The ANC in the Eastern Cape has disbanded the troika of Amathole, made up of executive mayor Nceba Ndikinda, council speaker Nondumiso Mgidlana, and chief whip Nonceba Mfecane after they defied the provincial executive committee and rehired Thandekile Mnyimba as the municipal manager.
Mnyimba has been accused of ruling the municipality with an iron fist, dismissing and suspending municipal employees who dare to question his authority. Under his leadership, the municipality also failed to deliver services to communities of Amathole.
In June, municipal workers from across the province marched to the regional offices of Amathole district municipality to deliver a memorandum of demands that included the removal of Ndikinda as the mayor.
The SA Municipal Workers Union (Samwu) said in a statement that Ndikinda failed to steer the municipality in the right direction, leading to the collapse in governance and service delivery.
ANC Eastern Cape spokesperson Loyiso Magqashela said the executive committee previously advised against the reappointment of Mnyimba.
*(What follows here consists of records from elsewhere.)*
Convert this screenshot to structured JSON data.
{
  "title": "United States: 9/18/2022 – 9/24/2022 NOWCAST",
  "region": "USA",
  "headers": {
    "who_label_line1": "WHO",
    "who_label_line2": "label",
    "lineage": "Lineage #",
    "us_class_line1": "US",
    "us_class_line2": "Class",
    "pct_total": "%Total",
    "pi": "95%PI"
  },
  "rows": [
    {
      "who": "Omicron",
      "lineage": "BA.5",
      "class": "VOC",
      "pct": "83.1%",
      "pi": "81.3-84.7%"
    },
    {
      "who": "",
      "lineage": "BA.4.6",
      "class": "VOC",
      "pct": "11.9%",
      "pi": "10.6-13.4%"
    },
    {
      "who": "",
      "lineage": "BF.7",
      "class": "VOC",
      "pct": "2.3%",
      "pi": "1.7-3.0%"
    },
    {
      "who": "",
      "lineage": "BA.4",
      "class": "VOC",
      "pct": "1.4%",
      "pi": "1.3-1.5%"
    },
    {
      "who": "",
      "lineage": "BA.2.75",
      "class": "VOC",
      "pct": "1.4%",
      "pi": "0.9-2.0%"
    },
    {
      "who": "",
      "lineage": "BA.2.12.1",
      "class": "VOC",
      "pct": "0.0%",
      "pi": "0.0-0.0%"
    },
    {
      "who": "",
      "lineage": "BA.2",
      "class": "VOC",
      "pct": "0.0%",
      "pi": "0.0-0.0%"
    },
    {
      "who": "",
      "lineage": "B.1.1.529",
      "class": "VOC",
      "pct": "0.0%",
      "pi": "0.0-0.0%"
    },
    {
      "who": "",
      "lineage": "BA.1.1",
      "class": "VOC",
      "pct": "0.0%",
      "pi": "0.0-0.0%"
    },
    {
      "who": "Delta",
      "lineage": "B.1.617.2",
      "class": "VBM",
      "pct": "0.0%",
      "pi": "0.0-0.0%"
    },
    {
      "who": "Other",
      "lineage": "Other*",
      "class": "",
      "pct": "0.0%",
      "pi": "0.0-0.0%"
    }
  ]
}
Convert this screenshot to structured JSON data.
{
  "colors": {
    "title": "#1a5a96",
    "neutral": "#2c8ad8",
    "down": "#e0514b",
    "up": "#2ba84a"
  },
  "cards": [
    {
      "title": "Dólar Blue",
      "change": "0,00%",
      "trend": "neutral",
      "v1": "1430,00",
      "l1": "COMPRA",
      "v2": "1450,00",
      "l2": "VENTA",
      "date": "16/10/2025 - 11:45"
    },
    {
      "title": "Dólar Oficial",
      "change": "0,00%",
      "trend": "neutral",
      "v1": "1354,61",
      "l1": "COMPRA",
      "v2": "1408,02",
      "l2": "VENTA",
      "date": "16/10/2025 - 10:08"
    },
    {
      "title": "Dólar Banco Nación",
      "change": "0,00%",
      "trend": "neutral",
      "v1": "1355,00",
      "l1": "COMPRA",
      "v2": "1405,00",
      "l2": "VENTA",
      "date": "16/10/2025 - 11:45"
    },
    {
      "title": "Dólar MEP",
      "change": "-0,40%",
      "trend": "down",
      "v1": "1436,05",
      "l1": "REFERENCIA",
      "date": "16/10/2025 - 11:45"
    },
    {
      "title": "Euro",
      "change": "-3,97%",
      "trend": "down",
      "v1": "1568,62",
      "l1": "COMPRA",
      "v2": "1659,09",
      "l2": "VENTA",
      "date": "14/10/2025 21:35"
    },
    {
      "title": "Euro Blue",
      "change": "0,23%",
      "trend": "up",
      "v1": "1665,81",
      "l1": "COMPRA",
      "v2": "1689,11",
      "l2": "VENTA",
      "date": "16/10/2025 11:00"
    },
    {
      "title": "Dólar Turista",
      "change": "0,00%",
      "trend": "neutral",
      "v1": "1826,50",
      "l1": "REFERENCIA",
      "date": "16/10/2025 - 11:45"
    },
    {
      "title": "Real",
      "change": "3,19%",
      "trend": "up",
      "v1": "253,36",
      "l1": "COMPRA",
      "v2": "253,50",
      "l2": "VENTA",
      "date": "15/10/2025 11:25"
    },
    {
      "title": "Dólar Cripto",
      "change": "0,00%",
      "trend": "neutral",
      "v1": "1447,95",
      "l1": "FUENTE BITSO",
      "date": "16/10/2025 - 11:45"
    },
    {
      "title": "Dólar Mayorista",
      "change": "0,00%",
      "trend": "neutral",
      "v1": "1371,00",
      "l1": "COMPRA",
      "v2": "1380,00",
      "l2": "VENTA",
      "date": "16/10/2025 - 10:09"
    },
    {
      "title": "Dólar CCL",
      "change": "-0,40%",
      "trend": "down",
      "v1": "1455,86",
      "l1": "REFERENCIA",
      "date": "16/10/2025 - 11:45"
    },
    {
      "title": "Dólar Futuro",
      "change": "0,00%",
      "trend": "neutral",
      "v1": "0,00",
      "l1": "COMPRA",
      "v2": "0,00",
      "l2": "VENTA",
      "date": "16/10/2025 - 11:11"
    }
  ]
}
“We advised them to re-advertise and source a suitable candidate because under his [Mnyimba] stewardship everything has become a mess. Amathole is in a state of collapse, if it hasn’t collapsed,” said Magqashela.
“But we were not taken serious, we were treated more like we are chasing that fellow [Mnyimba] on factional basis.”
Workers have welcomed the decision by the ANC and said they hope the new Troika will withdraw the pending court challenge between the workers and Mnyimba. The workers had launched a court application after Mnyimba was reappointed to the position in June.
The matter was heard unopposed at the East London High Court on June 29 when judge Belinda Hartle declared Mnyimba’s reappointment invalid and set it aside.
But Mnyimba and the council went back to court in a bid to overturn the earlier court decision. The matter was first scheduled for July 12 but was later postponed to August 11 after Samwu and the MEC for cooperative governance and traditional affairs, Xolile Nqatha, applied to be part of court proceedings.
Samwu’s Amathole shopsteward Lorna Lubedu said the decision to disband the troika was long overdue. “For a very long time we had no stability and service delivery at Amathole. We believe that with this troika out of the way, service delivery will reach communities,” said Lubedu.
“This troika demonstrated that it didn’t have the interests of the municipality and of the people of Amathole at heart, because they managed to re-employ the municipal manager that had run down the municipality.”
Another shopsteward Rhadie Mabhece of Independent Municipal and Allied Trade Union said the union welcomes any decision that ensures Mnyimba is out of the municipality.
Both unions have expressed confidence that the courts will agree with their application that Mnyimba is not qualified to be an accounting officer for Amathole or any municipality for that matter.